Saudara-Saudara pendengar yang kami kasihi di mana pun anda berada, Anda kembali bersama kami pada acara TELAGA (Tegur Sapa Gembala Keluarga). Saya, Gunawan Santoso dari Lembaga Bina Keluarga Kristen (LBKK) akan berbincang-bincang dengan Bp. Pdt. Dr. Paul Gunadi. Beliau adalah seorang pakar dalam bidang konseling. Perbincangan kami kali ini tentang "Tantangan Berat Di Hari Tua". Kami percaya acara ini pasti bermanfaat bagi kita sekalian dan dari studio kami mengucapkan selamat mengikuti.
GS : Pak Paul, menurut statistik katanya rata-rata umur manusia di Indonesia ini bertambah. Artinya lebih banyak orang yang memasuki masa tuanya daripada dulu-dulu. Mungkin karena kondisi kesehatan yang baik. Tetapi makin panjang usia seseorang, masalahnya juga makin bertambah, Pak Paul. Ini yang seringkali dihadapi oleh para manula (manusia usia lanjut) dan tidak siap. Bagaimana saran Pak Paul?
PG : Kebanyakan kita berharap setelah berjerih payah pada masa muda kita akan dapat menikmati hidup pada masa tua. Mungkin kita membayangkan kita akan hidup dengan lebih santai dan tenteram, tidak banyak persoalan lagi yang musti dihadapi. Namun kadang harapan tidak kunjung menjadi kenyataan. Sebaliknya kita malah harus memikul beban yang justru lebih berat daripada beban yang kita pikul di masa muda. Nah, pada kesempatan ini kita akan melihat beban seperti apakah yang kadang mengunjungi kita di hari tua. Sudah tentu untuk mendapatkan panduan yang kita butuhkan kita juga akan melihat firman Tuhan.

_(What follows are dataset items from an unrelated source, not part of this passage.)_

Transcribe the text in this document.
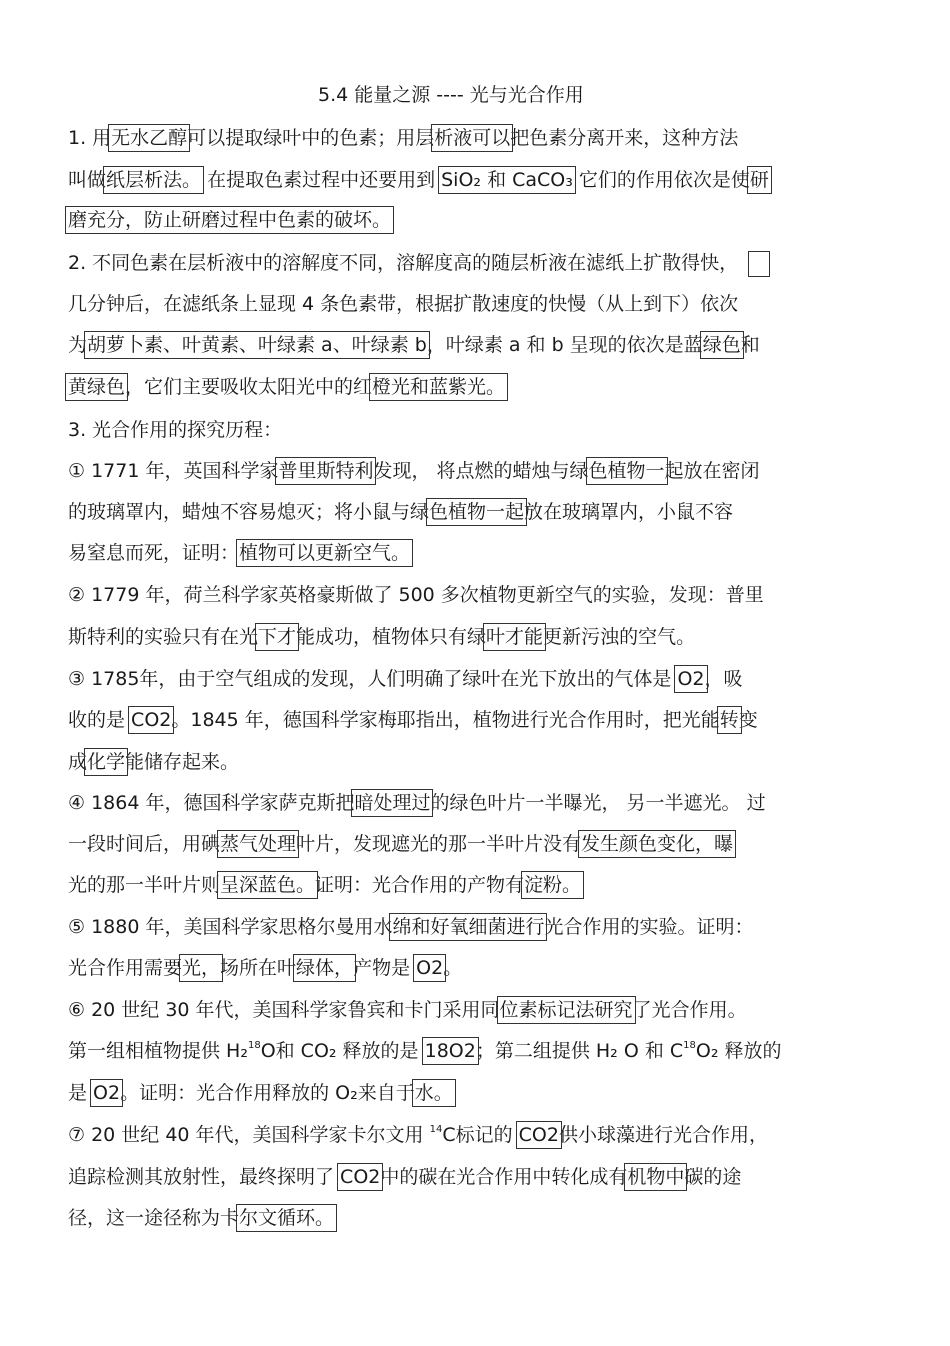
5.4 能量之源 ---- 光与光合作用
1. 用无水乙醇可以提取绿叶中的色素；用层析液可以把色素分离开来，这种方法
叫做纸层析法。 在提取色素过程中还要用到 SiO₂ 和 CaCO₃ 它们的作用依次是使研
磨充分，防止研磨过程中色素的破坏。
2. 不同色素在层析液中的溶解度不同，溶解度高的随层析液在滤纸上扩散得快，
几分钟后，在滤纸条上显现 4 条色素带，根据扩散速度的快慢（从上到下）依次
为胡萝卜素、叶黄素、叶绿素 a、叶绿素 b，叶绿素 a 和 b 呈现的依次是蓝绿色和
黄绿色，它们主要吸收太阳光中的红橙光和蓝紫光。
3. 光合作用的探究历程：
① 1771 年，英国科学家普里斯特利发现， 将点燃的蜡烛与绿色植物一起放在密闭
的玻璃罩内，蜡烛不容易熄灭；将小鼠与绿色植物一起放在玻璃罩内，小鼠不容
易窒息而死，证明：植物可以更新空气。
② 1779 年，荷兰科学家英格豪斯做了 500 多次植物更新空气的实验，发现：普里
斯特利的实验只有在光下才能成功，植物体只有绿叶才能更新污浊的空气。
③ 1785年，由于空气组成的发现，人们明确了绿叶在光下放出的气体是 O2，吸
收的是 CO2。1845 年，德国科学家梅耶指出，植物进行光合作用时，把光能转变
成化学能储存起来。
④ 1864 年，德国科学家萨克斯把暗处理过的绿色叶片一半曝光， 另一半遮光。 过
一段时间后，用碘蒸气处理叶片，发现遮光的那一半叶片没有发生颜色变化，曝
光的那一半叶片则呈深蓝色。证明：光合作用的产物有淀粉。
⑤ 1880 年，美国科学家思格尔曼用水绵和好氧细菌进行光合作用的实验。证明：
光合作用需要光，场所在叶绿体，产物是 O2。
⑥ 20 世纪 30 年代，美国科学家鲁宾和卡门采用同位素标记法研究了光合作用。
第一组相植物提供 H₂$^{18}$O和 CO₂ 释放的是 18O2；第二组提供 H₂ O 和 $C^{18}O_2$ 释放的
是 O2。证明：光合作用释放的 O₂来自于水。
⑦ 20 世纪 40 年代，美国科学家卡尔文用 $^{14}$C标记的 CO2供小球藻进行光合作用，
追踪检测其放射性，最终探明了 CO2中的碳在光合作用中转化成有机物中碳的途
径，这一途径称为卡尔文循环。
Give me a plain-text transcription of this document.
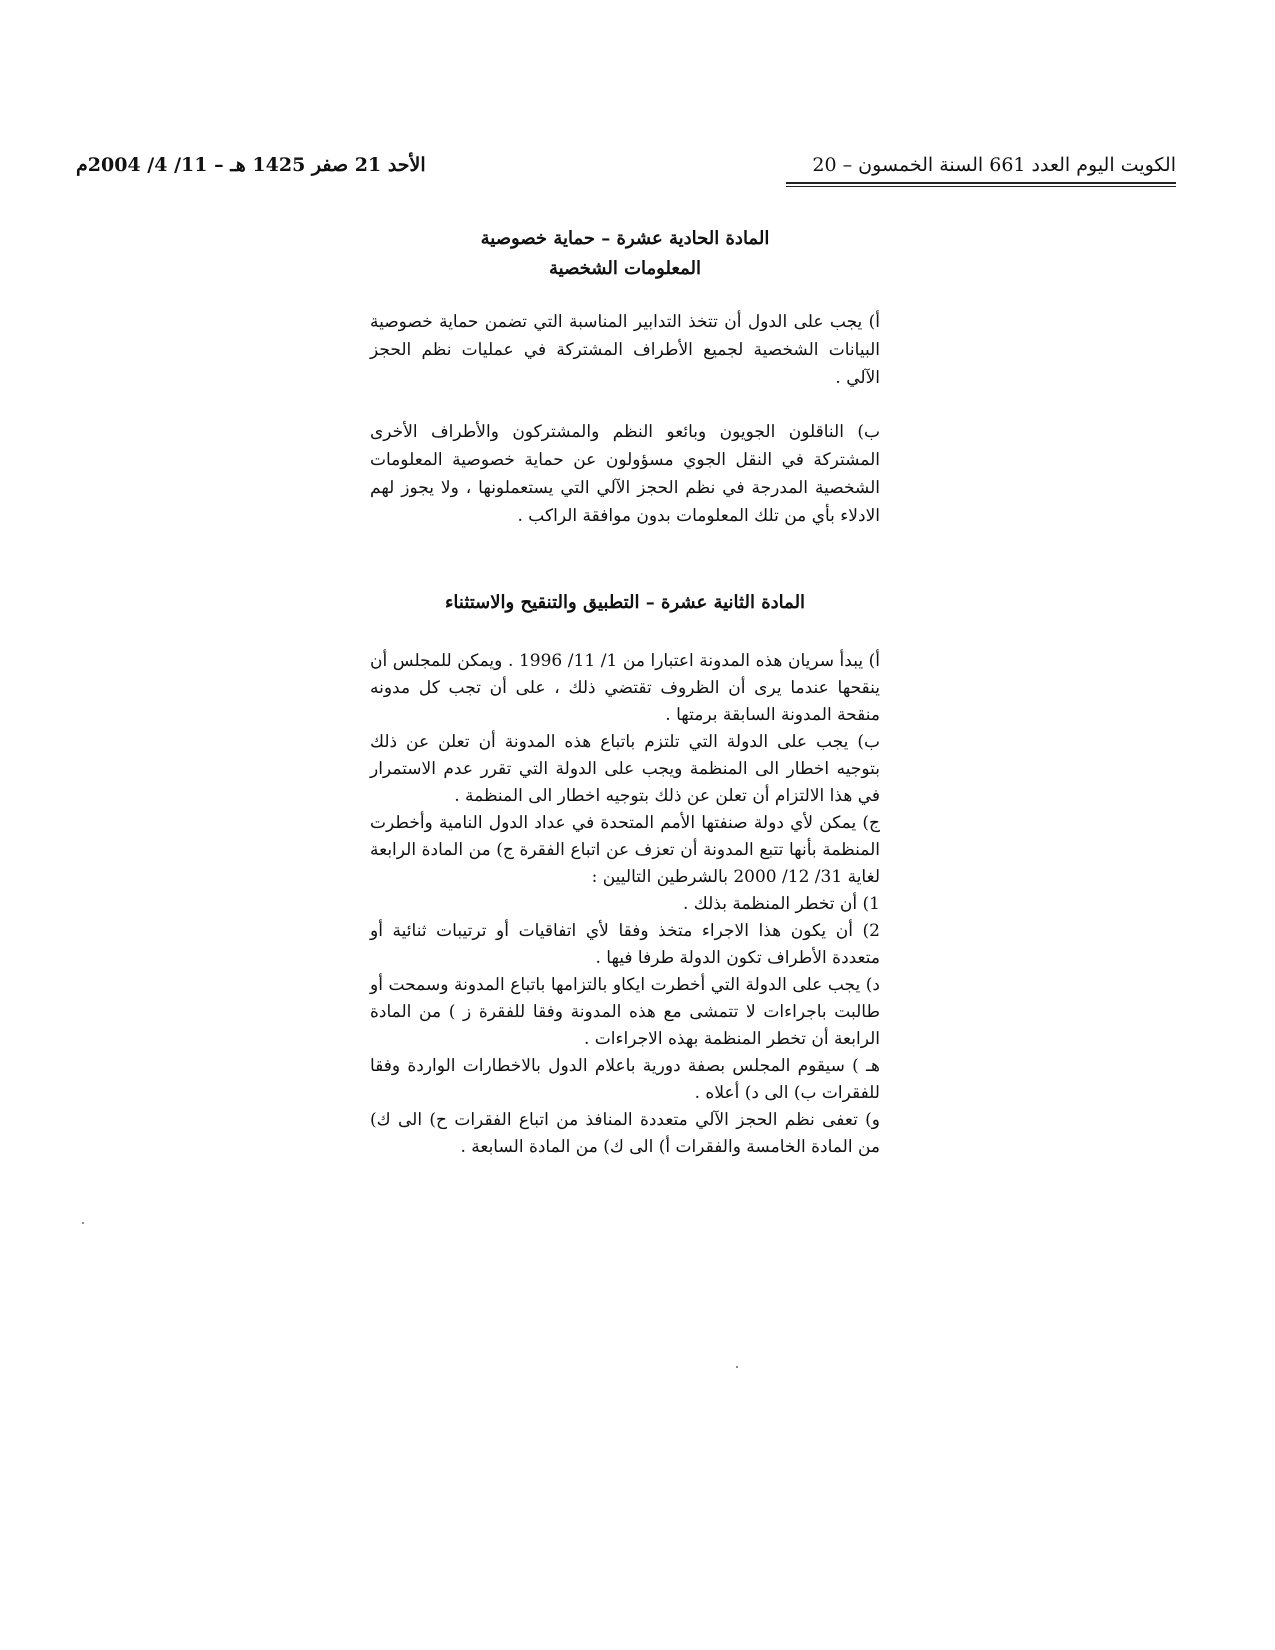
الكويت اليوم العدد 661 السنة الخمسون – 20
الأحد 21 صفر 1425 هـ – 11/ 4/ 2004م
المادة الحادية عشرة – حماية خصوصية
المعلومات الشخصية

أ) يجب على الدول أن تتخذ التدابير المناسبة التي تضمن حماية خصوصية البيانات الشخصية لجميع الأطراف المشتركة في عمليات نظم الحجز الآلي .

ب) الناقلون الجويون وبائعو النظم والمشتركون والأطراف الأخرى المشتركة في النقل الجوي مسؤولون عن حماية خصوصية المعلومات الشخصية المدرجة في نظم الحجز الآلي التي يستعملونها ، ولا يجوز لهم الادلاء بأي من تلك المعلومات بدون موافقة الراكب .

المادة الثانية عشرة – التطبيق والتنقيح والاستثناء

أ) يبدأ سريان هذه المدونة اعتبارا من 1/ 11/ 1996 . ويمكن للمجلس أن ينقحها عندما يرى أن الظروف تقتضي ذلك ، على أن تجب كل مدونه منقحة المدونة السابقة برمتها .

ب) يجب على الدولة التي تلتزم باتباع هذه المدونة أن تعلن عن ذلك بتوجيه اخطار الى المنظمة ويجب على الدولة التي تقرر عدم الاستمرار في هذا الالتزام أن تعلن عن ذلك بتوجيه اخطار الى المنظمة .

ج) يمكن لأي دولة صنفتها الأمم المتحدة في عداد الدول النامية وأخطرت المنظمة بأنها تتبع المدونة أن تعزف عن اتباع الفقرة ج) من المادة الرابعة لغاية 31/ 12/ 2000 بالشرطين التاليين :

1) أن تخطر المنظمة بذلك .

2) أن يكون هذا الاجراء متخذ وفقا لأي اتفاقيات أو ترتيبات ثنائية أو متعددة الأطراف تكون الدولة طرفا فيها .

د) يجب على الدولة التي أخطرت ايكاو بالتزامها باتباع المدونة وسمحت أو طالبت باجراءات لا تتمشى مع هذه المدونة وفقا للفقرة ز ) من المادة الرابعة أن تخطر المنظمة بهذه الاجراءات .

هـ ) سيقوم المجلس بصفة دورية باعلام الدول بالاخطارات الواردة وفقا للفقرات ب) الى د) أعلاه .

و) تعفى نظم الحجز الآلي متعددة المنافذ من اتباع الفقرات ح) الى ك) من المادة الخامسة والفقرات أ) الى ك) من المادة السابعة .
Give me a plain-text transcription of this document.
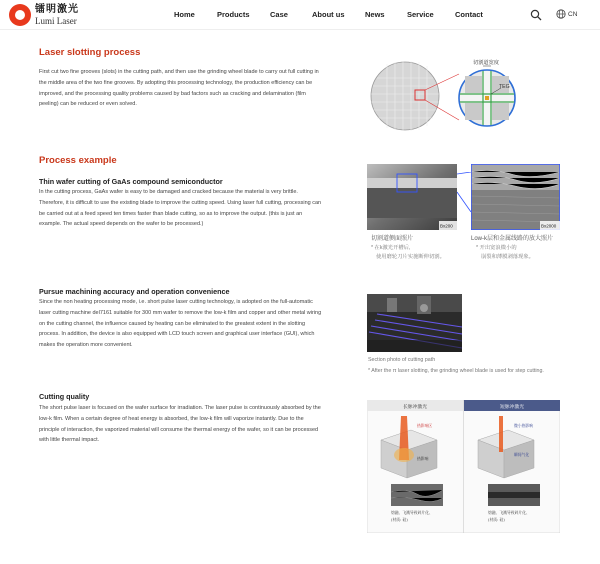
镭明激光
Lumi Laser
Home	Products	Case	About us	News	Service	Contact	CN
Laser slotting process
First cut two fine grooves (slots) in the cutting path, and then use the grinding wheel blade to carry out full cutting in the middle area of the two fine grooves. By adopting this processing technology, the production efficiency can be improved, and the processing quality problems caused by bad factors such as cracking and delamination (film peeling) can be reduced or even solved.
切割道宽度
TEG
Process example
Thin wafer cutting of GaAs compound semiconductor
In the cutting process, GaAs wafer is easy to be damaged and cracked because the material is very brittle. Therefore, it is difficult to use the existing blade to improve the cutting speed. Using laser full cutting, processing can be carried out at a feed speed ten times faster than blade cutting, so as to improve the output. (this is just an example. The actual speed depends on the wafer to be processed.)	Bx200	Bx2000
切割道侧面照片
* 在k激光开槽后,
使用磨轮刀片实施断伸切割。
Low-k层和金属线路的放大照片
* 开出宽浪微小的
崩裂和薄膜剥落现象。
Pursue machining accuracy and operation convenience
Since the non heating processing mode, i.e. short pulse laser cutting technology, is adopted on the full-automatic laser cutting machine del7161 suitable for 300 mm wafer to remove the low-k film and copper and other metal wiring on the cutting channel, the influence caused by heating can be eliminated to the greatest extent in the slotting process. In addition, the device is also equipped with LCD touch screen and graphical user interface (GUI), which makes the operation more convenient.
Section photo of cutting path
* After the π laser slotting, the grinding wheel blade is used for step cutting.
Cutting quality
The short pulse laser is focused on the wafer surface for irradiation. The laser pulse is continuously absorbed by the low-k film. When a certain degree of heat energy is absorbed, the low-k film will vaporize instantly. Due to the principle of interaction, the vaporized material will consume the thermal energy of the wafer, so it can be processed with little thermal impact.
长脉冲激光	短脉冲激光
热影响区
热影响
熔融、飞溅导致碎片化、
(材质: 硅)
微小热影响
瞬间气化
熔融、飞溅导致碎片化、
(材质: 硅)
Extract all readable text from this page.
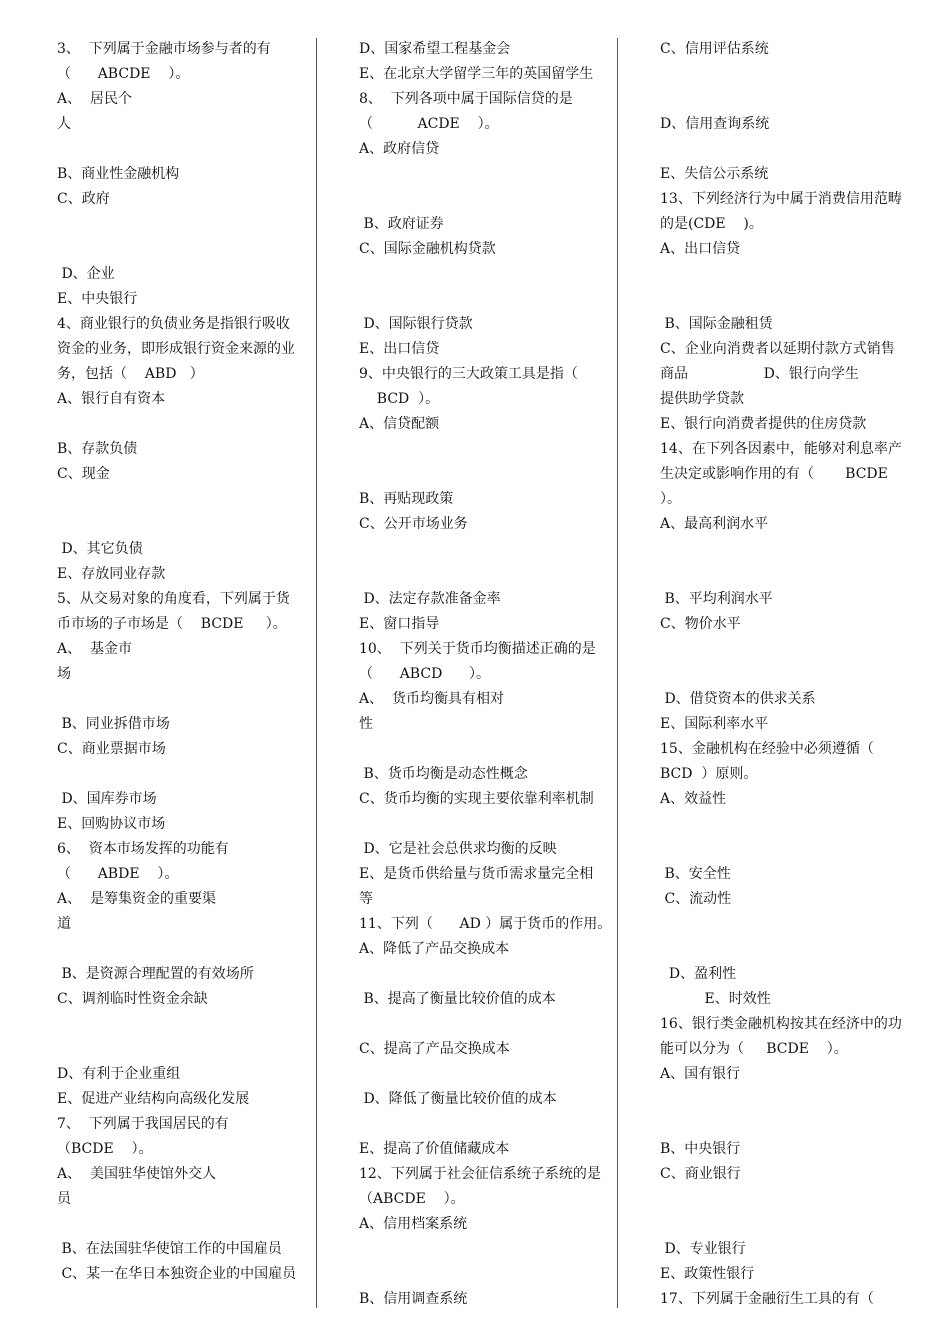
3、  下列属于金融市场参与者的有
（      ABCDE    ）。
A、  居民个
人
B、商业性金融机构
C、政府
D、企业
E、中央银行
4、商业银行的负债业务是指银行吸收
资金的业务，即形成银行资金来源的业
务，包括（    ABD   ）
A、银行自有资本
B、存款负债
C、现金
D、其它负债
E、存放同业存款
5、从交易对象的角度看，下列属于货
币市场的子市场是（    BCDE     ）。
A、  基金市
场
B、同业拆借市场
C、商业票据市场
D、国库券市场
E、回购协议市场
6、  资本市场发挥的功能有
（      ABDE    ）。
A、  是筹集资金的重要渠
道
B、是资源合理配置的有效场所
C、调剂临时性资金余缺
D、有利于企业重组
E、促进产业结构向高级化发展
7、  下列属于我国居民的有
（BCDE    ）。
A、  美国驻华使馆外交人
员
B、在法国驻华使馆工作的中国雇员
C、某一在华日本独资企业的中国雇员
D、国家希望工程基金会
E、在北京大学留学三年的英国留学生
8、  下列各项中属于国际信贷的是
（          ACDE    ）。
A、政府信贷
B、政府证券
C、国际金融机构贷款
D、国际银行贷款
E、出口信贷
9、中央银行的三大政策工具是指（
BCD  ）。
A、信贷配额
B、再贴现政策
C、公开市场业务
D、法定存款准备金率
E、窗口指导
10、  下列关于货币均衡描述正确的是
（      ABCD      ）。
A、  货币均衡具有相对
性
B、货币均衡是动态性概念
C、货币均衡的实现主要依靠利率机制
D、它是社会总供求均衡的反映
E、是货币供给量与货币需求量完全相
等
11、下列（      AD ）属于货币的作用。
A、降低了产品交换成本
B、提高了衡量比较价值的成本
C、提高了产品交换成本
D、降低了衡量比较价值的成本
E、提高了价值储藏成本
12、下列属于社会征信系统子系统的是
（ABCDE    ）。
A、信用档案系统
B、信用调查系统
C、信用评估系统
D、信用查询系统
E、失信公示系统
13、下列经济行为中属于消费信用范畴
的是(CDE    )。
A、出口信贷
B、国际金融租赁
C、企业向消费者以延期付款方式销售
商品                 D、银行向学生
提供助学贷款
E、银行向消费者提供的住房贷款
14、在下列各因素中，能够对利息率产
生决定或影响作用的有（       BCDE
）。
A、最高利润水平
B、平均利润水平
C、物价水平
D、借贷资本的供求关系
E、国际利率水平
15、金融机构在经验中必须遵循（
BCD  ）原则。
A、效益性
B、安全性
C、流动性
D、盈利性
E、时效性
16、银行类金融机构按其在经济中的功
能可以分为（     BCDE    ）。
A、国有银行
B、中央银行
C、商业银行
D、专业银行
E、政策性银行
17、下列属于金融衍生工具的有（
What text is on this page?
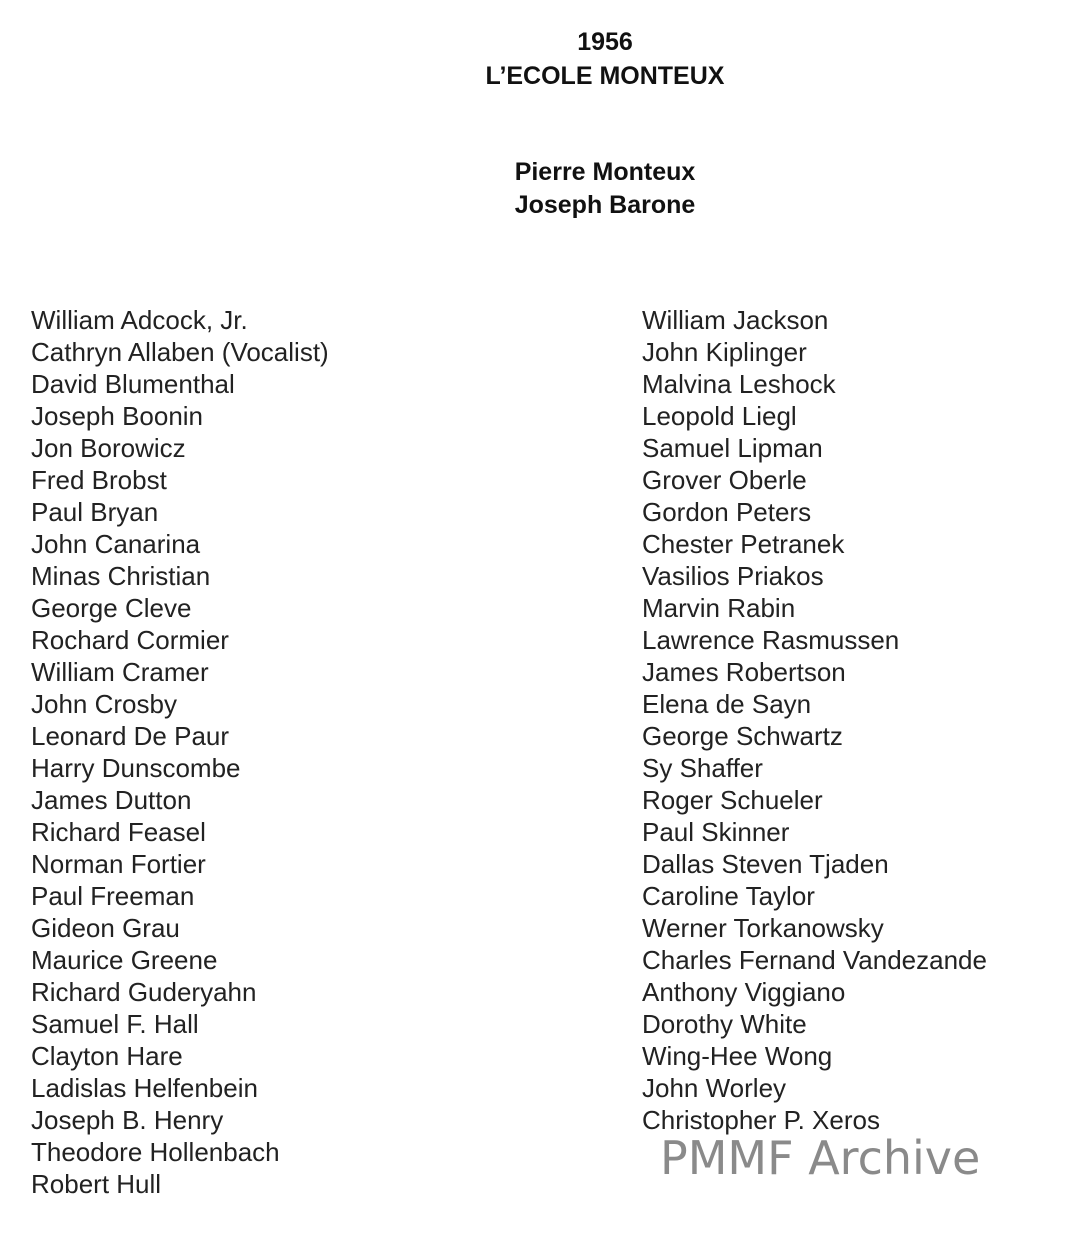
1956
L’ECOLE MONTEUX
Pierre Monteux
Joseph Barone
William Adcock, Jr.
Cathryn Allaben (Vocalist)
David Blumenthal
Joseph Boonin
Jon Borowicz
Fred Brobst
Paul Bryan
John Canarina
Minas Christian
George Cleve
Rochard Cormier
William Cramer
John Crosby
Leonard De Paur
Harry Dunscombe
James Dutton
Richard Feasel
Norman Fortier
Paul Freeman
Gideon Grau
Maurice Greene
Richard Guderyahn
Samuel F. Hall
Clayton Hare
Ladislas Helfenbein
Joseph B. Henry
Theodore Hollenbach
Robert Hull
William Jackson
John Kiplinger
Malvina Leshock
Leopold Liegl
Samuel Lipman
Grover Oberle
Gordon Peters
Chester Petranek
Vasilios Priakos
Marvin Rabin
Lawrence Rasmussen
James Robertson
Elena de Sayn
George Schwartz
Sy Shaffer
Roger Schueler
Paul Skinner
Dallas Steven Tjaden
Caroline Taylor
Werner Torkanowsky
Charles Fernand Vandezande
Anthony Viggiano
Dorothy White
Wing-Hee Wong
John Worley
Christopher P. Xeros
PMMF Archive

GS : Iya. Yang pertama, apa beban hidup hidup bagi manula, Pak Paul ?
PG : Kesulitan ekonomi, Pak Gunawan. Ini adalah kesulitan hidup pertama yang kadang datang. Bagi kita yang mempunyai penghasilan yang baik, kita bisa menabung untuk hari tua. Namun bagi kita yang hidup pas-pasan, kita tidak bisa menabung sebab untuk mencukupi hidup sehari-hari saja sudah sulit. Nah, bila kita berada dalam situasi ini dan anak-anak pun hidup secara pas-pasan, maka di masa tua kita akan mengalami kesulitan. Kita sudah tidak bekerja, jadi tidak berpenghasilan, sedangkan pengeluaran tetap berjalan.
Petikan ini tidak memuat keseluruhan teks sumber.